Rescheduled dates have also been announced for four tournaments that form part of the top-tier Rolex Series, while dates for subsequent European Tour events from September to November will be announced in due course.

The four Rolex Series events affected are the Aberdeen Standard Investments Scottish Open, which moves to October 8-11, the BMW PGA Championship, switched to October 15-18, the Nedbank Golf Challenge in Sun City, which will take place from December 3-6, and the season-ending DP World Tour Championship in Dubai, to be held from December 10-13.

In mid-April, Pelley warned players that they would have to reduce their expectations in terms of prize money, player lounges and courtesy cars because of the constrained commercial environment.

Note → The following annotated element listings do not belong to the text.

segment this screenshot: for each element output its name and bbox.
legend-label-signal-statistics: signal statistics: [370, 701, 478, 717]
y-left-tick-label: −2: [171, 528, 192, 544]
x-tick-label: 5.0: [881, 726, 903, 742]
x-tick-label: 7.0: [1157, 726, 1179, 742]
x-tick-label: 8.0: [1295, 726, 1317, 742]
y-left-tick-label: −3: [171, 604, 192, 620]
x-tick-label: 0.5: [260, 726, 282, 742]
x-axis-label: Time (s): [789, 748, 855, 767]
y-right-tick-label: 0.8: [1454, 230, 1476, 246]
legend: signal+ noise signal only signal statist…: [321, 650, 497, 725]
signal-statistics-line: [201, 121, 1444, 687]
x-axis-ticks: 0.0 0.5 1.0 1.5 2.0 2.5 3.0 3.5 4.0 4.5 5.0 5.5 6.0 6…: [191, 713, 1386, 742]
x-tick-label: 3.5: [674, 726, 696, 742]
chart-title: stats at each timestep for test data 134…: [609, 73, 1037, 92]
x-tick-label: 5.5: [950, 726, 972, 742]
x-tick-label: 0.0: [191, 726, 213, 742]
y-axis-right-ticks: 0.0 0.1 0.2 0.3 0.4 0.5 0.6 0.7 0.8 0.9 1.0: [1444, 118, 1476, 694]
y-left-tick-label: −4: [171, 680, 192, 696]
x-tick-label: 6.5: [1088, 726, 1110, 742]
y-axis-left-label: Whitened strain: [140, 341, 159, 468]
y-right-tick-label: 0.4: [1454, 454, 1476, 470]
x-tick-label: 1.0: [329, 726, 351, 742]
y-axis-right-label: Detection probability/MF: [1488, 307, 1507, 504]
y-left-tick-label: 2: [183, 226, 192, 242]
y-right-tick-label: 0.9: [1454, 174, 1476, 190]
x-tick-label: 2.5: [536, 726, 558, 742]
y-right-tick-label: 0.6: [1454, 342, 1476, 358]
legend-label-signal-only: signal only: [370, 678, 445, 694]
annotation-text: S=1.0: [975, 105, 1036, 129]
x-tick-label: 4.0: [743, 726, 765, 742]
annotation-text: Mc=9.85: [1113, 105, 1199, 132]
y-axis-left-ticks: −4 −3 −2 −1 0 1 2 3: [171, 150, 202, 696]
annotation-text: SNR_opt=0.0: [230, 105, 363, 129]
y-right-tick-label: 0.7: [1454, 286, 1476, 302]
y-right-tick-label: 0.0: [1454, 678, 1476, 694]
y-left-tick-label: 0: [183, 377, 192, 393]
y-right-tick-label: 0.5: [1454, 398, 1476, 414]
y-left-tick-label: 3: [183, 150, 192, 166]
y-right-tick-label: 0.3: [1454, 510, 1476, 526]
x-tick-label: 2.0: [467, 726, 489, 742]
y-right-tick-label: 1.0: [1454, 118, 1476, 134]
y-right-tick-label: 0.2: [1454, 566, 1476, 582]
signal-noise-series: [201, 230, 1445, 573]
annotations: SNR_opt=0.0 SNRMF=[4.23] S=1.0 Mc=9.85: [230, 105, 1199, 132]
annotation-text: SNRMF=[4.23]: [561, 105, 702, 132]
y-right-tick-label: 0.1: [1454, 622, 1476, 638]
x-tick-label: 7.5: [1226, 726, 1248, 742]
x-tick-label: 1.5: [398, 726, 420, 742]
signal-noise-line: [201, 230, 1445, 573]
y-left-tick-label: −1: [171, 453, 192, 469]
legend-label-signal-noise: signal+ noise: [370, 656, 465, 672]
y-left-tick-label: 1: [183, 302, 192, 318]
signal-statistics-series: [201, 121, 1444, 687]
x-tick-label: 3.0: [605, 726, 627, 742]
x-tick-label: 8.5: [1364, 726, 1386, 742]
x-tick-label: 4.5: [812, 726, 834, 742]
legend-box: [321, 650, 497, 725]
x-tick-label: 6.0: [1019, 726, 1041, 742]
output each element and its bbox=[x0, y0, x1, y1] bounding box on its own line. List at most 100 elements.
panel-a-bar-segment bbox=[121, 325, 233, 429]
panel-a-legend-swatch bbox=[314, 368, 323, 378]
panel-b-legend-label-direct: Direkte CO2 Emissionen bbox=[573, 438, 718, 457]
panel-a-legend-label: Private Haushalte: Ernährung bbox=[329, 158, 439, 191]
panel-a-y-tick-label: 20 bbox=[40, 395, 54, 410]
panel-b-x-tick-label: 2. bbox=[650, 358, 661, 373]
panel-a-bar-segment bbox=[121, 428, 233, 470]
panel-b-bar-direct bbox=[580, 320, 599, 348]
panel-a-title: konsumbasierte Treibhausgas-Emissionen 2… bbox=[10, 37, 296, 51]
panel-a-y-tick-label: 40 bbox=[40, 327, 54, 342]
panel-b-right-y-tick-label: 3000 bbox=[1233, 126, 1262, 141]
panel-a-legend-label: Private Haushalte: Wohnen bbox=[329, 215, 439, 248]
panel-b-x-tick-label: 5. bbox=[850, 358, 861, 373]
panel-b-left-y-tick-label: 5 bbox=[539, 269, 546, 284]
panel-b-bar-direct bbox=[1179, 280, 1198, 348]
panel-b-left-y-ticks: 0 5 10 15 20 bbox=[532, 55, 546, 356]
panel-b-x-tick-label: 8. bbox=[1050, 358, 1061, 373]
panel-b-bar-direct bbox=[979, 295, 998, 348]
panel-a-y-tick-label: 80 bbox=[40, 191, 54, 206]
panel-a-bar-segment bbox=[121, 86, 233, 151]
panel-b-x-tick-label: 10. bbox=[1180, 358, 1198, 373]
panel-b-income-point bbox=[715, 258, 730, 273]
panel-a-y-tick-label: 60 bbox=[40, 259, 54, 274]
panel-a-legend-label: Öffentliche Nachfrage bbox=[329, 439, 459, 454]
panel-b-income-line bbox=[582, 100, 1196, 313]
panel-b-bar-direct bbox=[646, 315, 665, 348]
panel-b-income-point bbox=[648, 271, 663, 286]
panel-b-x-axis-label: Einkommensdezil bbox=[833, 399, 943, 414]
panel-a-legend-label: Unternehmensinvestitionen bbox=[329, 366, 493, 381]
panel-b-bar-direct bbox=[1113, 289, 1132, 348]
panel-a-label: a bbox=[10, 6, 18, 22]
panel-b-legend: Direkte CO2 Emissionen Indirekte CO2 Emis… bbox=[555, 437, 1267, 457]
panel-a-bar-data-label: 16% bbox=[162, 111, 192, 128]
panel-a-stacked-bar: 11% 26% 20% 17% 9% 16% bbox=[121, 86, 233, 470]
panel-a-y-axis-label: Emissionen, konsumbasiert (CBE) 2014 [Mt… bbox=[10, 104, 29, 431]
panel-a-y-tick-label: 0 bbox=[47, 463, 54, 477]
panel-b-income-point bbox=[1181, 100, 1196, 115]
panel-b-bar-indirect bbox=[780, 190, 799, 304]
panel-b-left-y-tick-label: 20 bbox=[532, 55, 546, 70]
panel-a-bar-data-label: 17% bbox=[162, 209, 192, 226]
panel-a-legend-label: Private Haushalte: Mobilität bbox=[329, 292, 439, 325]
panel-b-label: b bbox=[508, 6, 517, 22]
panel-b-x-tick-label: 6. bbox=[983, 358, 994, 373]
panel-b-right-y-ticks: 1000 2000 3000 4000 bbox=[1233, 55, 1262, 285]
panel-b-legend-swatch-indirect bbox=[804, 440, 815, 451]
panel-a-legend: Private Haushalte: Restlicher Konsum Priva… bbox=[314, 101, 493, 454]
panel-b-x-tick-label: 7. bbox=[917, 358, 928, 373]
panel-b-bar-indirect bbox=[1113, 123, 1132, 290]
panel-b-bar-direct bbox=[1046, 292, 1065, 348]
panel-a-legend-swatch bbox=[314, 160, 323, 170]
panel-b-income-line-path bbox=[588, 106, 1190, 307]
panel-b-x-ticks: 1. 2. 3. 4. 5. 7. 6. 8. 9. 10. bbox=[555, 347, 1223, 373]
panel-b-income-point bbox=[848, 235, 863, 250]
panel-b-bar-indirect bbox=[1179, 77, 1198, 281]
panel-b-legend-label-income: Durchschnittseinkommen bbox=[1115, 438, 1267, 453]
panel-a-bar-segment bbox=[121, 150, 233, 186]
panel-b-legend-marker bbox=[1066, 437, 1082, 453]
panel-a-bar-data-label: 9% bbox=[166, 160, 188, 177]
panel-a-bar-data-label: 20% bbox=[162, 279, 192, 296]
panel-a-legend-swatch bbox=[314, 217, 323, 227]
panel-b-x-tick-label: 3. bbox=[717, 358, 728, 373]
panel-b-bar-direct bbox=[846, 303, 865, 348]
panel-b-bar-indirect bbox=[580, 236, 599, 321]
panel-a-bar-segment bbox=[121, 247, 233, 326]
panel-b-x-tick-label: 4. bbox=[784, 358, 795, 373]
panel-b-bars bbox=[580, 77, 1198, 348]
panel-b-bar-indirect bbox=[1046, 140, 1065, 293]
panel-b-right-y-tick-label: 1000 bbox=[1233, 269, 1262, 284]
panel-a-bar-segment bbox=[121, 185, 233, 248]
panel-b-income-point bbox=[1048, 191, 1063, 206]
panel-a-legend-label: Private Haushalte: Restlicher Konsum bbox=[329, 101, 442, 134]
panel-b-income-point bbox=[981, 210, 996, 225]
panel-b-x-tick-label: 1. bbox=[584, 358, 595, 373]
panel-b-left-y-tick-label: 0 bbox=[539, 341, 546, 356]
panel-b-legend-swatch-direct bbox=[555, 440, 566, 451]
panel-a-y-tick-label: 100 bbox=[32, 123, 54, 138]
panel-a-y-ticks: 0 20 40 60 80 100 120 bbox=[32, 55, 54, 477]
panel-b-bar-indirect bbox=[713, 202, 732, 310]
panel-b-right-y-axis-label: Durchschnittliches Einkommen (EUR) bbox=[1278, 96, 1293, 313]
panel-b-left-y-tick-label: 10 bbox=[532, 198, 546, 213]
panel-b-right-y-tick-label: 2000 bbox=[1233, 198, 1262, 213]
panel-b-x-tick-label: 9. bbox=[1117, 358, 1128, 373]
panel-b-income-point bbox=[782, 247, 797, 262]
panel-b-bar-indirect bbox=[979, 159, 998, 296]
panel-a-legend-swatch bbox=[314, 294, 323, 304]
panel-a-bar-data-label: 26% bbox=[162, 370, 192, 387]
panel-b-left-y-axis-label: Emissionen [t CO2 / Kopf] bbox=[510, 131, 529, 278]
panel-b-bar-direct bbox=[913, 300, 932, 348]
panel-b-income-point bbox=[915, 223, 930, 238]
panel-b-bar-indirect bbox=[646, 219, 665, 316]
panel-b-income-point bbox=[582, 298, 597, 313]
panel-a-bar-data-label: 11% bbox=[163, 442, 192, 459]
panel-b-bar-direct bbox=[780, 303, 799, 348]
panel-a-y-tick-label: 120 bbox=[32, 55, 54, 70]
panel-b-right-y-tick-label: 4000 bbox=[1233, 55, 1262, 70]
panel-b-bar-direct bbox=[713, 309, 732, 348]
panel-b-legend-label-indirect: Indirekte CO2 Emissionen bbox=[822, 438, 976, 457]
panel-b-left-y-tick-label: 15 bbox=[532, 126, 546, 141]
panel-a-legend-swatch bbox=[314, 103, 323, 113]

Existing travel restrictions, however, make it unlikely that Europe-based players will forsake the European Tour for the more lucrative PGA Tour in the US. The latter has announced it plans to return to spectator-free action on June 11 but the Tour estimates around 25 regular competitors are based outside the US.

In comments recently reported by the Golf Channel, English golfer Lee Westwood said he would be unlikely to compete in the first two PGA Tour events after the lockdown because of the current travel guidelines.

He said: “Right now I won’t be playing them, not with having to leave here two weeks before, quarantine, then play the two tournaments, then come back here and quarantine again. It’s six weeks for two tournaments, and to me that’s just not worth it.”